Because Pparα protects against obesity-induced hepatic inflammation [22], the higher Pparα mRNA expression in the RJ supplementation group may have partially contributed to reduced Tnf-α mRNA expression (Fig. 6B).

Recent studies revealed that RJ supplementation improves homeostatic model assessment-β-cell function levels in patients with diabetes [19] and ameliorates insulin resistance in fructose-drinking rats [31]; however, our result identified no difference in plasma insulin levels or improvement in insulin resistance according to ITTs in RJ-treated mice. Expression levels of molecules involved in the insulin signal cascade, such as phosphorylated Akt, forkhead box O1, glycogen synthase and glycogen synthase kinase 3β, did not significantly differ between the RJ-treated and vehicle-treated mice (Suppl. Fig. 1). This suggests that RJ supplementation did not affect insulin resistance or insulin cascade activation in KK-Ay mice. Ameliorated hyperglycemia on RJ supplementation may depend on suppressed gluconeogenesis, but not on improved insulin action in KK-Ay mice. It is yet unclear why RJ does not improve insulin action in KK-Ay mice, although the finding may be because of species or strain differences.
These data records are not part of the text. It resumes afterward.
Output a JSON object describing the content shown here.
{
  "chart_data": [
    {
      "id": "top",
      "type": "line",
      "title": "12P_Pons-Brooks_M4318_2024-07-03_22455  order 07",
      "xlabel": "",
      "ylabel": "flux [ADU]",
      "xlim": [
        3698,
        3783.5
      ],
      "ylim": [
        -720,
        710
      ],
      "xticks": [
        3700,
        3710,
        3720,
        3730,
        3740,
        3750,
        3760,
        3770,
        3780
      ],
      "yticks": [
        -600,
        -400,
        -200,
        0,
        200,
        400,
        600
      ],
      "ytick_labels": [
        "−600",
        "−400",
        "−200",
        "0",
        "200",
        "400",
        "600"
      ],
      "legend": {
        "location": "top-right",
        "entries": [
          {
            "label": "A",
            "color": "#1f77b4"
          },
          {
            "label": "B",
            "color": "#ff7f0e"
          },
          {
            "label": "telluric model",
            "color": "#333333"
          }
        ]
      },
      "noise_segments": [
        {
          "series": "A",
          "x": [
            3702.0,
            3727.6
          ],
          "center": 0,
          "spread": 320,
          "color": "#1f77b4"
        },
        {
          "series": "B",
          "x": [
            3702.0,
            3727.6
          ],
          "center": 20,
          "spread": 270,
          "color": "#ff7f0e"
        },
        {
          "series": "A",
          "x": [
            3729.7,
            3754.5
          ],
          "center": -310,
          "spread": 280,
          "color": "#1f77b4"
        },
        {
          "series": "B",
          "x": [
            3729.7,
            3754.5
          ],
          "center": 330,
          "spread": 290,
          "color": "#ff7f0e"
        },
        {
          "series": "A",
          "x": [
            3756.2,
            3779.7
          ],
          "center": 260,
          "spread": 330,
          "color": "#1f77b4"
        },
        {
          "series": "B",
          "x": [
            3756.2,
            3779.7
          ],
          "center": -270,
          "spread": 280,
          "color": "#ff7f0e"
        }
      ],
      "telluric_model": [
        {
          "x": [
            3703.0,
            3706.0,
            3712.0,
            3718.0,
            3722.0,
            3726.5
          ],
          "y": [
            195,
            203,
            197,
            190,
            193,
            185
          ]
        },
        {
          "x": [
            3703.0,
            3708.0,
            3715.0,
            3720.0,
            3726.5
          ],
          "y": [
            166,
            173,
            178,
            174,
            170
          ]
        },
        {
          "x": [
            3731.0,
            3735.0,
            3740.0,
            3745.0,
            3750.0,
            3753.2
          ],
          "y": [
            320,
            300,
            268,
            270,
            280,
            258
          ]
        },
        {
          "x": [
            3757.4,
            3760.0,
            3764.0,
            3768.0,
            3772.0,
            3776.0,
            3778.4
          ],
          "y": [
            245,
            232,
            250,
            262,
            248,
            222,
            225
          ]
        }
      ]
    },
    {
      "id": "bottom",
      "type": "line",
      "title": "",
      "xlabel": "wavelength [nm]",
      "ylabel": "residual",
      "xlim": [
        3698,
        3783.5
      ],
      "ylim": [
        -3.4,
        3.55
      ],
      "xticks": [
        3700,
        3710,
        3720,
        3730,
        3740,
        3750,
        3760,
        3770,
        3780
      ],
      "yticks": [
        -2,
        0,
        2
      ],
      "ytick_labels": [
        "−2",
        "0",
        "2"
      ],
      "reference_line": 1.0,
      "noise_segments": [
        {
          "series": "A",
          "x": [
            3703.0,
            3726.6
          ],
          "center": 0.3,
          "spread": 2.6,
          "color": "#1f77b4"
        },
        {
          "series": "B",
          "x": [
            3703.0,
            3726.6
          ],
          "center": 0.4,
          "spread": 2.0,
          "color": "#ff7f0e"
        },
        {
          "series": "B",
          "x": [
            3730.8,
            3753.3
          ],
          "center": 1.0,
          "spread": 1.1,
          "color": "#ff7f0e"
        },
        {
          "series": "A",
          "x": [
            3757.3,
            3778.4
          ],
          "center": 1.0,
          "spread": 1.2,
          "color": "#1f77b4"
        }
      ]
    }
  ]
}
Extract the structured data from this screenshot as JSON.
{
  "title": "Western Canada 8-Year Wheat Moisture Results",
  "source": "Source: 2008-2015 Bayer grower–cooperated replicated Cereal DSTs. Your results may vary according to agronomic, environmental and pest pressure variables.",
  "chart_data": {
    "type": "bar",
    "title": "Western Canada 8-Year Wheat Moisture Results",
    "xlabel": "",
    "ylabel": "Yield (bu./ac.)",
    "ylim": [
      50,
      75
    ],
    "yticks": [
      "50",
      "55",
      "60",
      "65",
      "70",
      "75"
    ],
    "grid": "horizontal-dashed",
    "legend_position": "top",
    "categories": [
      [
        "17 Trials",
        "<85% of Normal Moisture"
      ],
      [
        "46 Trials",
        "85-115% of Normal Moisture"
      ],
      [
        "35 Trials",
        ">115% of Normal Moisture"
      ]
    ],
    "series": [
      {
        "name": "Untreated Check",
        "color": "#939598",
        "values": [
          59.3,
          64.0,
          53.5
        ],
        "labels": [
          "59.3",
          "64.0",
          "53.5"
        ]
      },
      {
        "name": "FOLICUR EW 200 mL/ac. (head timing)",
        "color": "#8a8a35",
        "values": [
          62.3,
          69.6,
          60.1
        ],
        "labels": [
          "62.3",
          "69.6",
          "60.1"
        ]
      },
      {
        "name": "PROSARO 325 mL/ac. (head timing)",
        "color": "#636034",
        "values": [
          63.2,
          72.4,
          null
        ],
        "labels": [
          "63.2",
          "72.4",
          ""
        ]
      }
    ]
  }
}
Pgc-1α suppresses ROS production and protects neural cells against oxidative stress-induced death caused by the induction of several key ROS-detoxifying enzymes [8, 21]. We revealed that Pgc-1α mRNA expression was higher in the RJ supplementation group (Fig. 6C), whereas ROS production was lower in this group than in the vehicle-treated group (Fig. 7). These results suggest that RJ administration improves oxidative stress by enhancing Pgc-1α mRNA expression, thereby reducing ROS production. Recent studies illustrated that ROS production in response to physiological stimuli promotes insulin sensitivity and attenuates insulin resistance [10, 23]. However, decreased ROS production by RJ administration did not appear to affect insulin sensitivity and resistance in KK-Ay mice.

In conclusion, our study found that RJ administration improves hyperglycemia and partially reduces body weight in obese/diabetic KK-Ay mice. We proposed the mechanism by which RJ administration activates AdipoQ and AdioR1 expression, after which AMPK is activated, resulting in suppressed G6Pase expression as a final gatekeeper of glucose production in the liver. Furthermore, enhanced AdipoR1 expression on RJ administration promotes Ppara and Pgc1a expression, which improved lipid utilization, resulting in reduced body weight in KK-Ay mice (Suppl. Fig. 2).